Founder and CEO of BambooCore
Jennifer is a certified NASM Personal Trainer, MovNat Trainer, and a C.H.E.K Holistic Lifestyle/Nutrition Coach. As the Founder and CEO of BambooCore Fitness, she delivers sustainable lifestyle, nutrition and movement strategies to people looking to improve their health and performance.

When she is not slaying fat and building muscle, Jennifer can be found trekking barefoot, traveling, cooking and refining her photography skills. She also enjoys reading and writing about food culture, history and the science of human movement.


  1. Jason Davey

    It has taken me many years to pin point the cause to my shortness of breath and tightness of chest. I found that I’m alergic to Chlorine. I went swimming once when the local swimming pool accidently put way too much Chlorine in the pool. I could hardly breath but everyone else around me seemed fine. I didn’t find out until a few days after what the cause was. Moving on I found out that Sucralose is 3/4 Chlorine and whenever I had a drink that contained this it would trigger my pains. I have suffered with this for so long and the doctors had no clue. But removing Sucralose from my diet completely I no longer have pains. I do wonder though how many other people suffer with the same and who don’t realise the cause. It has taken me nearly 15 years to find this out!
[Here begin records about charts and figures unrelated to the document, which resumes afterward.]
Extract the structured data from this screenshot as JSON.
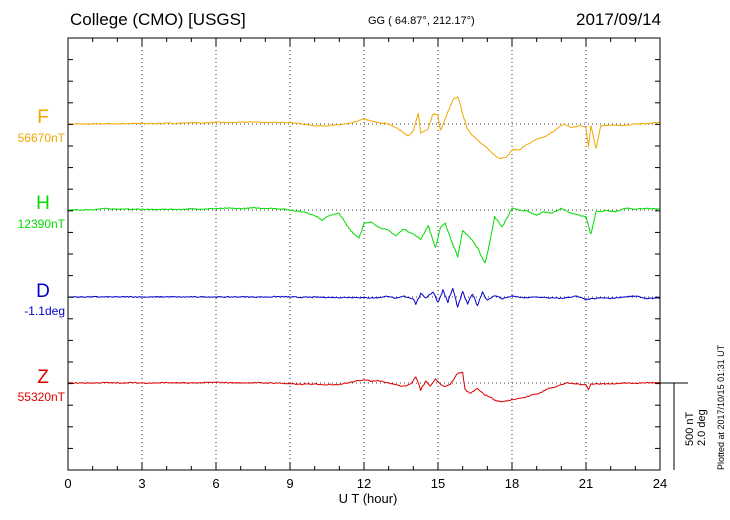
{
  "header": {
    "station": "College (CMO)  [USGS]",
    "coords": "GG ( 64.87°, 212.17°)",
    "date": "2017/09/14"
  },
  "plotted_note": "Plotted at 2017/10/15 01:31  UT",
  "scale": {
    "nt": "500 nT",
    "deg": "2.0 deg"
  },
  "colors": {
    "F": "#f0a800",
    "H": "#00dd00",
    "D": "#0000cc",
    "Z": "#dd0000"
  },
  "chart_data": {
    "type": "line",
    "xlabel": "U T (hour)",
    "xlim": [
      0,
      24
    ],
    "xticks": [
      "0",
      "3",
      "6",
      "9",
      "12",
      "15",
      "18",
      "21",
      "24"
    ],
    "grid": true,
    "series": [
      {
        "key": "F",
        "name": "F",
        "baseline_label": "56670nT",
        "units": "nT",
        "points": [
          [
            0,
            0
          ],
          [
            0.5,
            0
          ],
          [
            1,
            0
          ],
          [
            1.5,
            2
          ],
          [
            2,
            1
          ],
          [
            2.5,
            3
          ],
          [
            3,
            2
          ],
          [
            3.5,
            3
          ],
          [
            4,
            4
          ],
          [
            4.5,
            4
          ],
          [
            5,
            8
          ],
          [
            5.5,
            6
          ],
          [
            6,
            10
          ],
          [
            6.5,
            8
          ],
          [
            7,
            10
          ],
          [
            7.5,
            12
          ],
          [
            8,
            10
          ],
          [
            8.5,
            8
          ],
          [
            9,
            10
          ],
          [
            9.5,
            0
          ],
          [
            10,
            -10
          ],
          [
            10.5,
            -10
          ],
          [
            11,
            -5
          ],
          [
            11.5,
            5
          ],
          [
            12,
            30
          ],
          [
            12.2,
            20
          ],
          [
            12.5,
            10
          ],
          [
            13,
            0
          ],
          [
            13.3,
            -20
          ],
          [
            13.5,
            -40
          ],
          [
            13.8,
            -70
          ],
          [
            14,
            -40
          ],
          [
            14.2,
            60
          ],
          [
            14.3,
            -50
          ],
          [
            14.6,
            -30
          ],
          [
            14.8,
            60
          ],
          [
            15,
            50
          ],
          [
            15.1,
            -40
          ],
          [
            15.3,
            30
          ],
          [
            15.6,
            140
          ],
          [
            15.8,
            160
          ],
          [
            16,
            60
          ],
          [
            16.2,
            -30
          ],
          [
            16.5,
            -80
          ],
          [
            16.8,
            -120
          ],
          [
            17,
            -140
          ],
          [
            17.2,
            -170
          ],
          [
            17.5,
            -200
          ],
          [
            17.8,
            -190
          ],
          [
            18,
            -150
          ],
          [
            18.3,
            -150
          ],
          [
            18.6,
            -120
          ],
          [
            19,
            -90
          ],
          [
            19.4,
            -70
          ],
          [
            19.8,
            -30
          ],
          [
            20.1,
            0
          ],
          [
            20.4,
            -20
          ],
          [
            20.8,
            -10
          ],
          [
            21,
            -20
          ],
          [
            21.1,
            -130
          ],
          [
            21.2,
            -10
          ],
          [
            21.4,
            -140
          ],
          [
            21.6,
            -10
          ],
          [
            22,
            -5
          ],
          [
            22.5,
            -10
          ],
          [
            23,
            0
          ],
          [
            23.5,
            2
          ],
          [
            24,
            10
          ]
        ]
      },
      {
        "key": "H",
        "name": "H",
        "baseline_label": "12390nT",
        "units": "nT",
        "points": [
          [
            0,
            0
          ],
          [
            0.5,
            0
          ],
          [
            1,
            2
          ],
          [
            1.5,
            8
          ],
          [
            2,
            6
          ],
          [
            2.5,
            4
          ],
          [
            3,
            5
          ],
          [
            3.5,
            2
          ],
          [
            4,
            5
          ],
          [
            4.5,
            3
          ],
          [
            5,
            6
          ],
          [
            5.5,
            6
          ],
          [
            6,
            8
          ],
          [
            6.5,
            10
          ],
          [
            7,
            8
          ],
          [
            7.5,
            12
          ],
          [
            8,
            10
          ],
          [
            8.5,
            8
          ],
          [
            9,
            0
          ],
          [
            9.5,
            -10
          ],
          [
            10,
            -30
          ],
          [
            10.3,
            -60
          ],
          [
            10.6,
            -30
          ],
          [
            11,
            -20
          ],
          [
            11.3,
            -90
          ],
          [
            11.6,
            -140
          ],
          [
            11.8,
            -160
          ],
          [
            12,
            -80
          ],
          [
            12.3,
            -70
          ],
          [
            12.6,
            -100
          ],
          [
            13,
            -120
          ],
          [
            13.3,
            -150
          ],
          [
            13.6,
            -110
          ],
          [
            14,
            -140
          ],
          [
            14.3,
            -170
          ],
          [
            14.6,
            -90
          ],
          [
            14.9,
            -220
          ],
          [
            15.1,
            -100
          ],
          [
            15.3,
            -80
          ],
          [
            15.6,
            -200
          ],
          [
            15.8,
            -270
          ],
          [
            16,
            -120
          ],
          [
            16.3,
            -160
          ],
          [
            16.6,
            -220
          ],
          [
            16.9,
            -310
          ],
          [
            17.1,
            -190
          ],
          [
            17.3,
            -40
          ],
          [
            17.6,
            -100
          ],
          [
            18,
            10
          ],
          [
            18.3,
            0
          ],
          [
            18.6,
            -5
          ],
          [
            19,
            -30
          ],
          [
            19.3,
            -10
          ],
          [
            19.6,
            -20
          ],
          [
            20,
            10
          ],
          [
            20.4,
            -20
          ],
          [
            20.7,
            -30
          ],
          [
            21,
            -40
          ],
          [
            21.2,
            -140
          ],
          [
            21.4,
            -10
          ],
          [
            21.8,
            -5
          ],
          [
            22.2,
            -10
          ],
          [
            22.6,
            10
          ],
          [
            23,
            5
          ],
          [
            23.5,
            10
          ],
          [
            24,
            5
          ]
        ]
      },
      {
        "key": "D",
        "name": "D",
        "baseline_label": "-1.1deg",
        "units": "deg",
        "points": [
          [
            0,
            0
          ],
          [
            0.5,
            0
          ],
          [
            1,
            1
          ],
          [
            1.5,
            0
          ],
          [
            2,
            0
          ],
          [
            2.5,
            1
          ],
          [
            3,
            0
          ],
          [
            3.5,
            0
          ],
          [
            4,
            1
          ],
          [
            4.5,
            0
          ],
          [
            5,
            0
          ],
          [
            5.5,
            1
          ],
          [
            6,
            0
          ],
          [
            6.5,
            0
          ],
          [
            7,
            1
          ],
          [
            7.5,
            0
          ],
          [
            8,
            0
          ],
          [
            8.5,
            2
          ],
          [
            9,
            0
          ],
          [
            9.5,
            -2
          ],
          [
            10,
            -1
          ],
          [
            10.5,
            -2
          ],
          [
            11,
            -3
          ],
          [
            11.5,
            -2
          ],
          [
            12,
            -4
          ],
          [
            12.5,
            -5
          ],
          [
            13,
            5
          ],
          [
            13.3,
            -10
          ],
          [
            13.6,
            5
          ],
          [
            14,
            -10
          ],
          [
            14.1,
            -40
          ],
          [
            14.3,
            20
          ],
          [
            14.5,
            -5
          ],
          [
            14.8,
            30
          ],
          [
            15,
            -30
          ],
          [
            15.2,
            40
          ],
          [
            15.4,
            -30
          ],
          [
            15.6,
            50
          ],
          [
            15.8,
            -60
          ],
          [
            16,
            30
          ],
          [
            16.2,
            -40
          ],
          [
            16.4,
            20
          ],
          [
            16.6,
            -50
          ],
          [
            16.8,
            30
          ],
          [
            17,
            -20
          ],
          [
            17.3,
            10
          ],
          [
            17.6,
            -10
          ],
          [
            18,
            5
          ],
          [
            18.5,
            -5
          ],
          [
            19,
            0
          ],
          [
            19.5,
            -5
          ],
          [
            20,
            -8
          ],
          [
            20.3,
            -2
          ],
          [
            20.6,
            5
          ],
          [
            21,
            -15
          ],
          [
            21.3,
            -10
          ],
          [
            21.6,
            -5
          ],
          [
            22,
            -8
          ],
          [
            22.5,
            0
          ],
          [
            23,
            5
          ],
          [
            23.5,
            -10
          ],
          [
            24,
            -5
          ]
        ]
      },
      {
        "key": "Z",
        "name": "Z",
        "baseline_label": "55320nT",
        "units": "nT",
        "points": [
          [
            0,
            0
          ],
          [
            0.5,
            0
          ],
          [
            1,
            0
          ],
          [
            1.5,
            2
          ],
          [
            2,
            0
          ],
          [
            2.5,
            2
          ],
          [
            3,
            0
          ],
          [
            3.5,
            0
          ],
          [
            4,
            2
          ],
          [
            4.5,
            0
          ],
          [
            5,
            0
          ],
          [
            5.5,
            2
          ],
          [
            6,
            4
          ],
          [
            6.5,
            2
          ],
          [
            7,
            0
          ],
          [
            7.5,
            2
          ],
          [
            8,
            0
          ],
          [
            8.5,
            0
          ],
          [
            9,
            -5
          ],
          [
            9.5,
            -8
          ],
          [
            10,
            -5
          ],
          [
            10.5,
            -10
          ],
          [
            11,
            -8
          ],
          [
            11.5,
            5
          ],
          [
            12,
            20
          ],
          [
            12.3,
            10
          ],
          [
            12.6,
            15
          ],
          [
            13,
            0
          ],
          [
            13.3,
            -10
          ],
          [
            13.6,
            -20
          ],
          [
            13.9,
            -5
          ],
          [
            14.1,
            35
          ],
          [
            14.3,
            -40
          ],
          [
            14.5,
            10
          ],
          [
            14.7,
            -20
          ],
          [
            14.9,
            25
          ],
          [
            15.1,
            -10
          ],
          [
            15.3,
            -20
          ],
          [
            15.5,
            -5
          ],
          [
            15.8,
            55
          ],
          [
            16,
            60
          ],
          [
            16.1,
            -40
          ],
          [
            16.3,
            -60
          ],
          [
            16.6,
            -30
          ],
          [
            16.9,
            -70
          ],
          [
            17.1,
            -80
          ],
          [
            17.3,
            -100
          ],
          [
            17.6,
            -110
          ],
          [
            17.9,
            -100
          ],
          [
            18.2,
            -90
          ],
          [
            18.5,
            -85
          ],
          [
            18.8,
            -70
          ],
          [
            19.1,
            -60
          ],
          [
            19.5,
            -30
          ],
          [
            19.8,
            -20
          ],
          [
            20.2,
            0
          ],
          [
            20.6,
            -5
          ],
          [
            21,
            -10
          ],
          [
            21.1,
            -40
          ],
          [
            21.2,
            -5
          ],
          [
            21.5,
            -5
          ],
          [
            22,
            -5
          ],
          [
            22.5,
            0
          ],
          [
            23,
            -2
          ],
          [
            23.5,
            2
          ],
          [
            24,
            0
          ]
        ]
      }
    ]
  }
}
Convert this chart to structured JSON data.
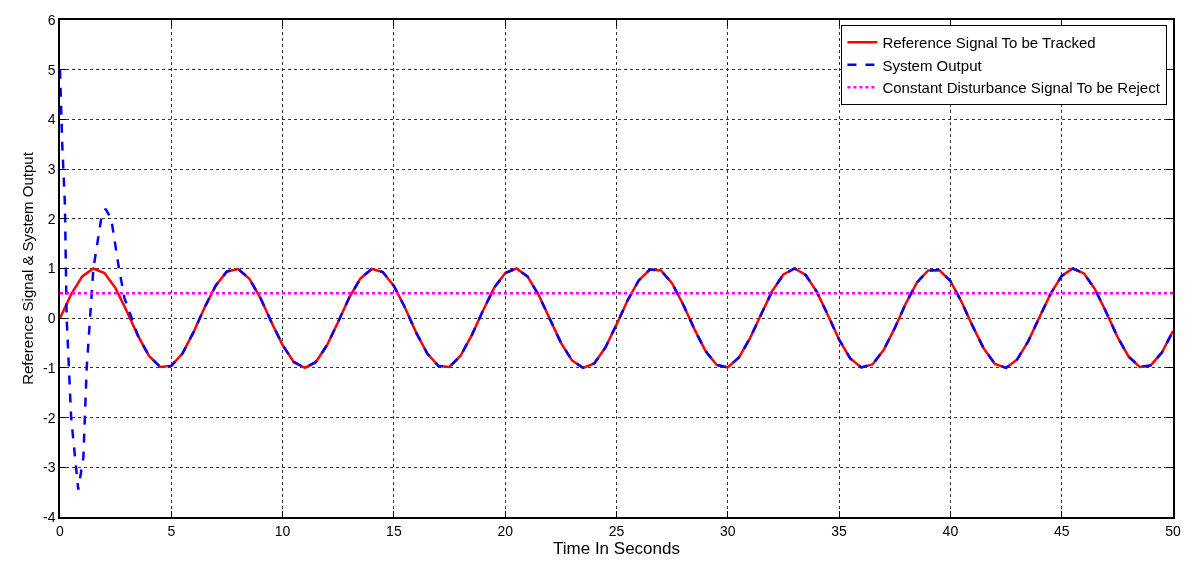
{
  "chart_data": {
    "type": "line",
    "xlabel": "Time In Seconds",
    "ylabel": "Reference Signal & System Output",
    "xlim": [
      0,
      50
    ],
    "xticks": [
      0,
      5,
      10,
      15,
      20,
      25,
      30,
      35,
      40,
      45,
      50
    ],
    "ylim": [
      -4,
      6
    ],
    "yticks": [
      -4,
      -3,
      -2,
      -1,
      0,
      1,
      2,
      3,
      4,
      5,
      6
    ],
    "grid": true,
    "legend": "top right",
    "series": [
      {
        "name": "Reference Signal To be Tracked",
        "color": "#ff0000",
        "line_style": "solid",
        "x": [
          0,
          0.5,
          1,
          1.5,
          2,
          2.5,
          3,
          3.5,
          4,
          4.5,
          5,
          5.5,
          6,
          6.5,
          7,
          7.5,
          8,
          8.5,
          9,
          9.5,
          10,
          10.5,
          11,
          11.5,
          12,
          12.5,
          13,
          13.5,
          14,
          14.5,
          15,
          15.5,
          16,
          16.5,
          17,
          17.5,
          18,
          18.5,
          19,
          19.5,
          20,
          20.5,
          21,
          21.5,
          22,
          22.5,
          23,
          23.5,
          24,
          24.5,
          25,
          25.5,
          26,
          26.5,
          27,
          27.5,
          28,
          28.5,
          29,
          29.5,
          30,
          30.5,
          31,
          31.5,
          32,
          32.5,
          33,
          33.5,
          34,
          34.5,
          35,
          35.5,
          36,
          36.5,
          37,
          37.5,
          38,
          38.5,
          39,
          39.5,
          40,
          40.5,
          41,
          41.5,
          42,
          42.5,
          43,
          43.5,
          44,
          44.5,
          45,
          45.5,
          46,
          46.5,
          47,
          47.5,
          48,
          48.5,
          49,
          49.5,
          50
        ],
        "values": [
          0,
          0.48,
          0.84,
          1.0,
          0.91,
          0.6,
          0.14,
          -0.35,
          -0.76,
          -0.98,
          -0.96,
          -0.71,
          -0.28,
          0.22,
          0.66,
          0.94,
          0.99,
          0.8,
          0.41,
          -0.08,
          -0.54,
          -0.88,
          -1.0,
          -0.88,
          -0.54,
          -0.07,
          0.42,
          0.8,
          0.99,
          0.93,
          0.65,
          0.21,
          -0.29,
          -0.71,
          -0.96,
          -0.98,
          -0.75,
          -0.34,
          0.15,
          0.61,
          0.91,
          1.0,
          0.84,
          0.47,
          -0.01,
          -0.49,
          -0.85,
          -1.0,
          -0.91,
          -0.59,
          -0.13,
          0.36,
          0.76,
          0.98,
          0.96,
          0.7,
          0.27,
          -0.22,
          -0.66,
          -0.94,
          -0.99,
          -0.79,
          -0.4,
          0.08,
          0.55,
          0.88,
          1.0,
          0.87,
          0.53,
          0.06,
          -0.43,
          -0.81,
          -0.99,
          -0.93,
          -0.64,
          -0.2,
          0.3,
          0.72,
          0.96,
          0.97,
          0.75,
          0.33,
          -0.16,
          -0.61,
          -0.92,
          -1.0,
          -0.83,
          -0.46,
          0.02,
          0.49,
          0.85,
          1.0,
          0.9,
          0.58,
          0.12,
          -0.37,
          -0.77,
          -0.98,
          -0.95,
          -0.69,
          -0.26
        ]
      },
      {
        "name": "System Output",
        "color": "#0000ff",
        "line_style": "dashed",
        "x": [
          0,
          0.1,
          0.22,
          0.3,
          0.5,
          0.82,
          1.05,
          1.2,
          1.5,
          1.85,
          2.05,
          2.3,
          2.65,
          2.9,
          3.5,
          4,
          4.5,
          5,
          5.5,
          6,
          6.5,
          7,
          7.5,
          8,
          8.5,
          9,
          9.5,
          10,
          10.5,
          11,
          11.5,
          12,
          12.5,
          13,
          13.5,
          14,
          14.5,
          15,
          15.5,
          16,
          16.5,
          17,
          17.5,
          18,
          18.5,
          19,
          19.5,
          20,
          20.5,
          21,
          21.5,
          22,
          22.5,
          23,
          23.5,
          24,
          24.5,
          25,
          25.5,
          26,
          26.5,
          27,
          27.5,
          28,
          28.5,
          29,
          29.5,
          30,
          30.5,
          31,
          31.5,
          32,
          32.5,
          33,
          33.5,
          34,
          34.5,
          35,
          35.5,
          36,
          36.5,
          37,
          37.5,
          38,
          38.5,
          39,
          39.5,
          40,
          40.5,
          41,
          41.5,
          42,
          42.5,
          43,
          43.5,
          44,
          44.5,
          45,
          45.5,
          46,
          46.5,
          47,
          47.5,
          48,
          48.5,
          49,
          49.5,
          50
        ],
        "values": [
          5,
          3.5,
          2.3,
          0,
          -2,
          -3.45,
          -2.8,
          -1,
          1,
          2,
          2.2,
          2,
          1,
          0.4,
          -0.35,
          -0.76,
          -0.98,
          -0.96,
          -0.71,
          -0.28,
          0.22,
          0.66,
          0.94,
          0.99,
          0.8,
          0.41,
          -0.08,
          -0.54,
          -0.88,
          -1.0,
          -0.88,
          -0.54,
          -0.07,
          0.42,
          0.8,
          0.99,
          0.93,
          0.65,
          0.21,
          -0.29,
          -0.71,
          -0.96,
          -0.98,
          -0.75,
          -0.34,
          0.15,
          0.61,
          0.91,
          1.0,
          0.84,
          0.47,
          -0.01,
          -0.49,
          -0.85,
          -1.0,
          -0.91,
          -0.59,
          -0.13,
          0.36,
          0.76,
          0.98,
          0.96,
          0.7,
          0.27,
          -0.22,
          -0.66,
          -0.94,
          -0.99,
          -0.79,
          -0.4,
          0.08,
          0.55,
          0.88,
          1.0,
          0.87,
          0.53,
          0.06,
          -0.43,
          -0.81,
          -0.99,
          -0.93,
          -0.64,
          -0.2,
          0.3,
          0.72,
          0.96,
          0.97,
          0.75,
          0.33,
          -0.16,
          -0.61,
          -0.92,
          -1.0,
          -0.83,
          -0.46,
          0.02,
          0.49,
          0.85,
          1.0,
          0.9,
          0.58,
          0.12,
          -0.37,
          -0.77,
          -0.98,
          -0.95,
          -0.69,
          -0.26
        ]
      },
      {
        "name": "Constant Disturbance Signal To be Reject",
        "color": "#ff00ff",
        "line_style": "dotted",
        "x": [
          0,
          50
        ],
        "values": [
          0.5,
          0.5
        ]
      }
    ]
  }
}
  2. I have used Spenda for several years and have suffered headaches daily and my face would get flushed. I had people ask me why my face was red. I was online to try to figure out why I was getting so many headaches. I came across some of the side effect from Splenda . I stopped using Splenda and within 2 days my headaches were gone. I just couldn’t believe that I suffered this long over a sugar substitute.

    1. Dianne, this is fascinating and thank you for sharing your experience. I am so happy you were able to get to the root of your symptoms. I find it amazing that your headaches went away with just two days of not using Splenda. Incredible!!

  3. Michael

    Cherry picking research to align with your bias is dangerous.

  4. Michael

    Wow, look at those references. Clearly science and evidenced based. You clearly have a stance on this and are trying to persuade your readers. These type of articles are harmful to the general public. Fear mongering at its finest.

    1. Hi Michael. Thank you for taking the time to share your thoughts. Can you please explain why you believe these types of articles are “harmful to the general public?” I am not sure I understand what you are trying to express. Thanks in advance!

  5. Pip

    Great article Jen!
    Thanks to you, I also avoid artificial sweeteners like the plague! I can tell when I consume any by mistake by the horrible headache that arrives almost immediately.
    Keep on educating all of us who need your passionate nutrition knowledge.

    1. Thanks for your support, Pip! I am happy to hear that you stay far away from artificial sweeteners! They sure are nasty! 🙂

  6. Thank you for writing this informative article. We’ll share it on our Facebook page. For the reasons mentioned in this article, we do not use artificial sweeteners in our pre-workout supplement, “Amino Ignite”. We will not use them in future products either.

    Some believe these studies that conclude artificial sweeteners are not harmful, but when someone responds negatively specifically to an artificial sweetener, that evidence debunks any “scientific study”.

    1. Thanks for following and sharing my article, Lab700. I am not familiar with your products but will be sure to check them out! I agree with you – any study that concludes that artificial sweeteners are not harmful is completely bogus in my mind! 🙂

  7. Tom

    Any time a sugar molecule gets replaced by a chlorine atom in order to make a “better” food its bad news!!!